Anchor-based Robust Finetuning of Vision-Language Models
Jinwei Han, Zhiwen Lin, Zhongyisun Sun, Yingguo Gao, Ke Yan, Shouhong Ding, Yuan Gao, Gui-Song Xia
TL;DR
This work tackles finetuning CLIP-like vision-language models without sacrificing out-of-distribution generalization across domain shifts and zero-shot scenarios. It introduces Anchor-based Robust Finetuning (ARF), which regularizes finetuning with two types of auxiliary semantic anchors: text-compensated anchors generated from captions and image-text anchors retrieved from a CLIP-like candidate pool. The combined training objective adds caption-based and retrieved-anchor contrastive losses to the standard CLIP loss, preserving the original feature space and enhancing OOD robustness. Experiments across domain-shift and zero-shot benchmarks demonstrate state-of-the-art performance while maintaining strong in-distribution accuracy, with ablations confirming the complementary benefits of both anchors.
Abstract
We aim at finetuning a vision-language model without hurting its out-of-distribution (OOD) generalization. We address two types of OOD generalization, i.e., i) domain shift such as natural to sketch images, and ii) zero-shot capability to recognize the category that was not contained in the finetune data. Arguably, the diminished OOD generalization after finetuning stems from the excessively simplified finetuning target, which only provides the class information, such as ``a photo of a [CLASS]''. This is distinct from the process in that CLIP was pretrained, where there is abundant text supervision with rich semantic information. Therefore, we propose to compensate for the finetune process using auxiliary supervision with rich semantic information, which acts as anchors to preserve the OOD generalization.
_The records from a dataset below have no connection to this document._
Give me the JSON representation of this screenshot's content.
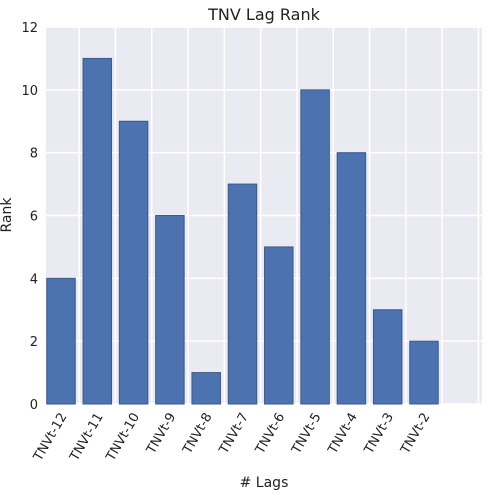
{
  "chart_data": {
    "type": "bar",
    "title": "TNV Lag Rank",
    "xlabel": "# Lags",
    "ylabel": "Rank",
    "categories": [
      "TNVt-12",
      "TNVt-11",
      "TNVt-10",
      "TNVt-9",
      "TNVt-8",
      "TNVt-7",
      "TNVt-6",
      "TNVt-5",
      "TNVt-4",
      "TNVt-3",
      "TNVt-2"
    ],
    "values": [
      4,
      11,
      9,
      6,
      1,
      7,
      5,
      10,
      8,
      3,
      2
    ],
    "ylim": [
      0,
      12
    ],
    "yticks": [
      "0",
      "2",
      "4",
      "6",
      "8",
      "10",
      "12"
    ],
    "grid": true,
    "colors": {
      "bar": "#4c72b0",
      "bar_edge": "#3a5a8c",
      "plot_background": "#eaeaf2",
      "grid": "#ffffff"
    }
  }
}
Specifically, two types of anchors are elaborated in our method, including i) text-compensated anchor which uses the images from the finetune set but enriches the text supervision from a pretrained captioner, ii) image-text-pair anchor which is retrieved from the dataset similar to pretraining data of CLIP according to the downstream task, associating with the original CLIP text with rich semantics. Those anchors are utilized as auxiliary semantic information to maintain the original feature space of CLIP, thereby preserving the OOD generalization capabilities. Comprehensive experiments demonstrate that our method achieves in-distribution performance akin to conventional finetuning while attaining new state-of-the-art results on domain shift and zero-shot learning benchmarks.